Bear with me now. I’ll get to the part about Trump fiddling in a minute, but I wouldn’t be writing this piece if it weren’t for "Coffee Talk."
No, it’s not a morning radio show. Just a few friends who meet for coffee every Tuesday morning. We’ve been doing it for years now. We talk. More importantly, we listen. We have more questions than answers. We don’t agree on everything but nobody shouts or gets red-faced and blows a gasket.
Talking is how normal people solve problems. Screaming and shouting is a sign of problems with no solution in sight.
The Coffee Talk group is a convivial circle of friends with very different life stories. One is a native of New Zealand, one lived in various foreign capitals as the child of a career diplomat, one, a doctor, is a retired U.S. Army colonel who served in the Medical Corps, another is also a retired physician who served in Vietnam and plays a mean clarinet, one is a personal friend of Jim Walton, one is a retired railroad executive who (surprise!) knows a lot about trains.
Membership in Coffee Talk has nothing to do with politics and has changed over the years due to moves, dropouts and, sadly, deaths. The conversation is typically engaging. The topics range far and wide from ancient history to modern art, from Keynes and economics to music and Artie Shaw. One member of the group was a prodigy who mastered the violin by age 9 or 10.
In normal times, politics hardly ever comes up. We don’t deliberately avoid politics, but we normally have a lot of other things to talk about. These are not normal times, however.
Lately, we’ve been talking a lot about politics. Not arguing or haranguing. Talking.
As it happens, talking about complex problems when everyone respects each other and behaves accordingly often leads to a meeting of the minds. Which is where Donald Trump comes into the picture: It is inconceivable that this president, or anyone with a similar personality, would ever be invited to Coffee Talk.
Not because he’s a Republican, because he’s really not, of course. He’s nothing. Never was. Never will be. Which is why he saw fit to ruin and tear down the Grand Old Party .
The successor to the GOP is his personal party.
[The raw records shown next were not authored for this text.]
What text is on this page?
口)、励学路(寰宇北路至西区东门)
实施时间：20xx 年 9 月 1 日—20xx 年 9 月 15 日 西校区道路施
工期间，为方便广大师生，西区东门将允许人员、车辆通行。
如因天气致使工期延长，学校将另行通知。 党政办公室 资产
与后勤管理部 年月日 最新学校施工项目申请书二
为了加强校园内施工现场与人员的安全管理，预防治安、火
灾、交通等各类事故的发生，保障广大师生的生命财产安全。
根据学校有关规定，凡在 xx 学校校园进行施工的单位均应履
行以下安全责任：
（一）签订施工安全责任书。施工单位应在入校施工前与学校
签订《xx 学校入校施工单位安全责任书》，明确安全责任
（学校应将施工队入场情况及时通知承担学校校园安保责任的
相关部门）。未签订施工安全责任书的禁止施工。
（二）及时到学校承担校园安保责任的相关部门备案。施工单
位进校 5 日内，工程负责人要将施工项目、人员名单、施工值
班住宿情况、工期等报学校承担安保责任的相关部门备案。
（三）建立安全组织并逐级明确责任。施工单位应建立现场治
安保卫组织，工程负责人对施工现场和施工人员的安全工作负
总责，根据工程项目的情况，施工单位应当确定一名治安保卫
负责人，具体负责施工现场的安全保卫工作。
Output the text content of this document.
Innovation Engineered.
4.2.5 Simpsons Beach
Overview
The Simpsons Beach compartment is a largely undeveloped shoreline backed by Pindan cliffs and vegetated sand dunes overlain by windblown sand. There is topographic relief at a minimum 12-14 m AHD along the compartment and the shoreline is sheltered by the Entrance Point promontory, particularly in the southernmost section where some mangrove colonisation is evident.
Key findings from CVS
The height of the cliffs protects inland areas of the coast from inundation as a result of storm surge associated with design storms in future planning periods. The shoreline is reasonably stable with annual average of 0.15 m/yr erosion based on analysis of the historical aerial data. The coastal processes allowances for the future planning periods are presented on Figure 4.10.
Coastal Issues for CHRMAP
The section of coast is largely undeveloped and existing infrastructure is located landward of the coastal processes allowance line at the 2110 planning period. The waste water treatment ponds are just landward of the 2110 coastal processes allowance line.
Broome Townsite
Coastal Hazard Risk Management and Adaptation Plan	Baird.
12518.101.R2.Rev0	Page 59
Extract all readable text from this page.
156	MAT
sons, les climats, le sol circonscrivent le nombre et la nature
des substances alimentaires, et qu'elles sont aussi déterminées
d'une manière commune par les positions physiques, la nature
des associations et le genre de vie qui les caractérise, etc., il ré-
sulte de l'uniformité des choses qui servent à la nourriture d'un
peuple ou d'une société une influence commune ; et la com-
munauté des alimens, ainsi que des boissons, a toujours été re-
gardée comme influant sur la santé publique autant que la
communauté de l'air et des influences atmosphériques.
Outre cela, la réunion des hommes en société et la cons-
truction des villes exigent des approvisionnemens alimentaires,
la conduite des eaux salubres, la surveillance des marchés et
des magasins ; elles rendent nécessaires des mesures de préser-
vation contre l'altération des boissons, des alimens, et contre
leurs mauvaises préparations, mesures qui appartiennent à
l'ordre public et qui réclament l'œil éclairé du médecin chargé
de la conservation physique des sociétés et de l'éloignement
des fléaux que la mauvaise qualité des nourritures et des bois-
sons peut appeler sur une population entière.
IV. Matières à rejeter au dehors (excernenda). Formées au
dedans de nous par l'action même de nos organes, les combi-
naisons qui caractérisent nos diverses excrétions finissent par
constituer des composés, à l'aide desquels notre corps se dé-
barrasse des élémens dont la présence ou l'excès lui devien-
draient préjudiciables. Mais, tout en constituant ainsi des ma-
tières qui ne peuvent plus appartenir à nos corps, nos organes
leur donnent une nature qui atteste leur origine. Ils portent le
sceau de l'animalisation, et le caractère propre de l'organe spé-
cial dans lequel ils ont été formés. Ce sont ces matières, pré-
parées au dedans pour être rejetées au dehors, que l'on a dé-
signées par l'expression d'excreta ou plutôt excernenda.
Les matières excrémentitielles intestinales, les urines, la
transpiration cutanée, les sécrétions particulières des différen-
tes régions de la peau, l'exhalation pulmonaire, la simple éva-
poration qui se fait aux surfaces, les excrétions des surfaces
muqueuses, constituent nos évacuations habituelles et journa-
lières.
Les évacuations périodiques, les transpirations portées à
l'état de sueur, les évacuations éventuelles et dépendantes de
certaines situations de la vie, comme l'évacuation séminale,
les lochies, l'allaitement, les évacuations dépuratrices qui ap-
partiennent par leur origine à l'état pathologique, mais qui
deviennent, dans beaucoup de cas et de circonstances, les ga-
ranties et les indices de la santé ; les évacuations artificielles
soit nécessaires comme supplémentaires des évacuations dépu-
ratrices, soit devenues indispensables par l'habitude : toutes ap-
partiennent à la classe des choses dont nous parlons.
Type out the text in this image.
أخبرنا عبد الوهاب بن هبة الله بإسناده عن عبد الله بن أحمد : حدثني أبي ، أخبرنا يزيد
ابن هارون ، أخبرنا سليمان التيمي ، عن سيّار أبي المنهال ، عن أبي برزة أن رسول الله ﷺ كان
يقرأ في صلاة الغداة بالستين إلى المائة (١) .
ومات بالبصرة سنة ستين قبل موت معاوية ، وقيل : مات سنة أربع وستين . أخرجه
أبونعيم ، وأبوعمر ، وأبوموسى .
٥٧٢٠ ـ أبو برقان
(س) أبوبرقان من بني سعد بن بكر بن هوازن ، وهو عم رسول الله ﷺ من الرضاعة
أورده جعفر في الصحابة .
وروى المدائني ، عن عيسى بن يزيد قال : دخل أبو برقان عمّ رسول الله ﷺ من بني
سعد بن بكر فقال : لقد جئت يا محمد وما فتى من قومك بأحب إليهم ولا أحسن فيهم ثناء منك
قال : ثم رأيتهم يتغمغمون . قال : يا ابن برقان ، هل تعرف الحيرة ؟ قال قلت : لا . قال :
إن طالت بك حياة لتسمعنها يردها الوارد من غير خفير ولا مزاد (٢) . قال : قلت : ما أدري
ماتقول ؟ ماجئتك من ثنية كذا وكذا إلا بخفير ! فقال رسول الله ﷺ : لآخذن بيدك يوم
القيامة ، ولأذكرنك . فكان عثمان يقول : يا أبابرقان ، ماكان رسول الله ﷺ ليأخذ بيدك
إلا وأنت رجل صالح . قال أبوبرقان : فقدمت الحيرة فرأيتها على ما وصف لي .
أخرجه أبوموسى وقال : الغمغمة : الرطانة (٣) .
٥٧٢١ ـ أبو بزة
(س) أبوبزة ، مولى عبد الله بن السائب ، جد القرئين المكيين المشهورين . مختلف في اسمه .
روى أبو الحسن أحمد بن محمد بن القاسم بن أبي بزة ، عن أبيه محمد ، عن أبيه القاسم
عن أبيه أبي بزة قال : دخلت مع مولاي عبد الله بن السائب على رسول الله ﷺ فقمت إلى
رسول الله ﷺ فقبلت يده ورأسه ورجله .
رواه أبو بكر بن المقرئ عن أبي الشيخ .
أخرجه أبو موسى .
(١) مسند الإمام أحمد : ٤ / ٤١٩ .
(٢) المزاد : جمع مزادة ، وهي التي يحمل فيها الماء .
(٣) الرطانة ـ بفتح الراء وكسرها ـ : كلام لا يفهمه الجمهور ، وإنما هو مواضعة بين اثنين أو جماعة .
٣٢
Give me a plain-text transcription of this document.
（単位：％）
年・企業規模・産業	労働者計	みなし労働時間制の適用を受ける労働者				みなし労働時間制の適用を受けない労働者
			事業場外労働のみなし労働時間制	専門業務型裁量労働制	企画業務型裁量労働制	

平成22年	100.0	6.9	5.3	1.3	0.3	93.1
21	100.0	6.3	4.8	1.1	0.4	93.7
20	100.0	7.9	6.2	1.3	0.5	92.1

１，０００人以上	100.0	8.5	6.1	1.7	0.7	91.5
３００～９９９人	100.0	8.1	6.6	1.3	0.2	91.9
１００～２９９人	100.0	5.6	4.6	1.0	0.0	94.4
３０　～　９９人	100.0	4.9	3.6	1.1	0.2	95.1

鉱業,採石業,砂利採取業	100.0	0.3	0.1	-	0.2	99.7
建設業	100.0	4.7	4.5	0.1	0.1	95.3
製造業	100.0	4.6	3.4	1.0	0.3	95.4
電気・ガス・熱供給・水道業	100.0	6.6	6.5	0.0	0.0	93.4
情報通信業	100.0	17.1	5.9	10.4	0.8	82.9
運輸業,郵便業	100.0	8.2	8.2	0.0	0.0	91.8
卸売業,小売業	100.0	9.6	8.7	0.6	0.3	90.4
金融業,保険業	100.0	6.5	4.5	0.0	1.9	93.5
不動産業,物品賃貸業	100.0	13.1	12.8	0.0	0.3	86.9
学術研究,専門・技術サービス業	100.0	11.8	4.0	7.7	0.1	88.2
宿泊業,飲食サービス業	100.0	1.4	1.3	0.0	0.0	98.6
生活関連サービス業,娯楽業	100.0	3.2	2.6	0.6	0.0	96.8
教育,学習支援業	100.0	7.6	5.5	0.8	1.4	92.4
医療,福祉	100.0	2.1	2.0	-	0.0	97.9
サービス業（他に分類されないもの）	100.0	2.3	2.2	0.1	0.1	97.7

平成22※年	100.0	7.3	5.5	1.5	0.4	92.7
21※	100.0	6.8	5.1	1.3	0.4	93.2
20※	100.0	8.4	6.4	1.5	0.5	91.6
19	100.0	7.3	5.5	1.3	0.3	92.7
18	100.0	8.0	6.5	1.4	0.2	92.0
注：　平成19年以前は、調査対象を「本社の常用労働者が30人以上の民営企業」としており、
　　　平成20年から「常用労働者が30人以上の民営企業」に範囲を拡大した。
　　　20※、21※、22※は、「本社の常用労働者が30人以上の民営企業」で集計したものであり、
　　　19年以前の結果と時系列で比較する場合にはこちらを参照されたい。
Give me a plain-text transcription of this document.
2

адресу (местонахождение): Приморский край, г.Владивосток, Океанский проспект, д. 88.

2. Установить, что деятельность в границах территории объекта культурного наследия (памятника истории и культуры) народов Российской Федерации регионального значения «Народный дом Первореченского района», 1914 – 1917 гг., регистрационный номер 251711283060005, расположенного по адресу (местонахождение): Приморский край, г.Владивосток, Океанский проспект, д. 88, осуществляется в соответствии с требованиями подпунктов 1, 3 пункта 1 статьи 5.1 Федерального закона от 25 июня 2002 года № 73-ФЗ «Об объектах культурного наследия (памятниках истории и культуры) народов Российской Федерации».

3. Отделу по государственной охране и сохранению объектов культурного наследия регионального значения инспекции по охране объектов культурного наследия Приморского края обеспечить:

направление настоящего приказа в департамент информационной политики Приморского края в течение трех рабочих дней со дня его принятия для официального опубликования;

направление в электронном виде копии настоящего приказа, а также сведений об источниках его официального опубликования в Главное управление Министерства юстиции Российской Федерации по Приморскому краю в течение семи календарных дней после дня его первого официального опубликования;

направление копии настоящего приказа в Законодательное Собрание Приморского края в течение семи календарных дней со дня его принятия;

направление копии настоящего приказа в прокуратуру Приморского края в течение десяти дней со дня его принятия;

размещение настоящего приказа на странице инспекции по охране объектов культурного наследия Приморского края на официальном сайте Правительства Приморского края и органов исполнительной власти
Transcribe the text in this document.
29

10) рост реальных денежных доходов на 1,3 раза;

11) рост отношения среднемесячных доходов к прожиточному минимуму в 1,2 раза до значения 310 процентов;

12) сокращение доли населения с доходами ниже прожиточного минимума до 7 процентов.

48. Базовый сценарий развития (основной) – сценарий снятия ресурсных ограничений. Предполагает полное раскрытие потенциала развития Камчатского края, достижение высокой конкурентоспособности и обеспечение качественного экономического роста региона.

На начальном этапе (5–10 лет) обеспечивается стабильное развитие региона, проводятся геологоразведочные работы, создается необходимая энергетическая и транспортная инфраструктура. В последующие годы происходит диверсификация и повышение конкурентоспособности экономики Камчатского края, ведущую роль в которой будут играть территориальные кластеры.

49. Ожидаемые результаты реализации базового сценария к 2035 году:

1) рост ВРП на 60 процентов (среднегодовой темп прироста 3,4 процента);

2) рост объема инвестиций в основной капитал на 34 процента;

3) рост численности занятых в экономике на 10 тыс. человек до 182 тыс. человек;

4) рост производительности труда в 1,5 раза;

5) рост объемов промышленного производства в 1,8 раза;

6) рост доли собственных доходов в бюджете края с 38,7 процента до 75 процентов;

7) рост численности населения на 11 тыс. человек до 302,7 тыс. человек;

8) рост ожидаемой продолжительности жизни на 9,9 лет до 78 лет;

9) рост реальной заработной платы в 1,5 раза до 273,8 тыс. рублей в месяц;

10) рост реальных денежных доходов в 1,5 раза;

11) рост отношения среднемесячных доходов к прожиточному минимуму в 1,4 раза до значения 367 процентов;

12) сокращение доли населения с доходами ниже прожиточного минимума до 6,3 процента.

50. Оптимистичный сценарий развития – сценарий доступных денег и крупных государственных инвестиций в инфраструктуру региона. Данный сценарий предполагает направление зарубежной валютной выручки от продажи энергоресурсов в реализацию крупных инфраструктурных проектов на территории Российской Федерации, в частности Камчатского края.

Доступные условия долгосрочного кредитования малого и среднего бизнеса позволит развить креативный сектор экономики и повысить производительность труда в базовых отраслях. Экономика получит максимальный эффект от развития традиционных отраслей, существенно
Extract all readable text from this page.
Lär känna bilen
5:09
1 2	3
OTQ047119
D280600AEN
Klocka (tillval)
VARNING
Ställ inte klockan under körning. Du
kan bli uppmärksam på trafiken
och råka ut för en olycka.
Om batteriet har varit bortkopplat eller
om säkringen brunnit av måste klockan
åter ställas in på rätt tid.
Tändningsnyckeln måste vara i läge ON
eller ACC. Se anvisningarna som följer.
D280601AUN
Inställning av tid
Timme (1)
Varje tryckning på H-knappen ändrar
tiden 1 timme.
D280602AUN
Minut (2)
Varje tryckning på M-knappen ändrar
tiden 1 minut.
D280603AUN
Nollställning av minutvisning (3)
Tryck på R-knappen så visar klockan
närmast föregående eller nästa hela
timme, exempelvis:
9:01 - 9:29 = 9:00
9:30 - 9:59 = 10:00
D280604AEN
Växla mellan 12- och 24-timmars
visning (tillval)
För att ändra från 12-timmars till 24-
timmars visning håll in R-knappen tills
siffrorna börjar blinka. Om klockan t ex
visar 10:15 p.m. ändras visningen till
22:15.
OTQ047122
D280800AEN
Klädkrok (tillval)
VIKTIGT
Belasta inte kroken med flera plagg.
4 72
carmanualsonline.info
Without Donald Trump, it has no identity. Its existence as a party is coterminous with his existence, politically.
Dictators are so-o-o predictable. They create a cult of personality and a party that consists of adoring followers and rapturous fans who show up at rallies and give the leader all the love he lives for.
At the last Coffee Talk, one of the guys mentioned three figures in history who remind him of President Trump. Like Mussolini, Trump is "bombastic and arrogant," he said. Like Hermann Goering (head of Hitler’s Luftwaffe) Trump is "crass and corrupt and corpulent." Then this:
"However, the greatest similarity is the Roman Emperor Nero. Like Nero, our President was born into power and privilege. And like Nero, he is a lover of excessive and often crass luxury. (Nero ... almost bankrupted the Roman Empire). Finally like Nero ... Trump has a fantastical and distorted view of himself ... according to the Roman historian Suetonius, (Nero’s) dying words were, "Oh. What an artist dies in me!"
Like Nero, Donald Trump fiddled while COVID-19 burned the hopes and dreams of countless Americans. This fall, we need to vote like America’s life depends on it. Because it does.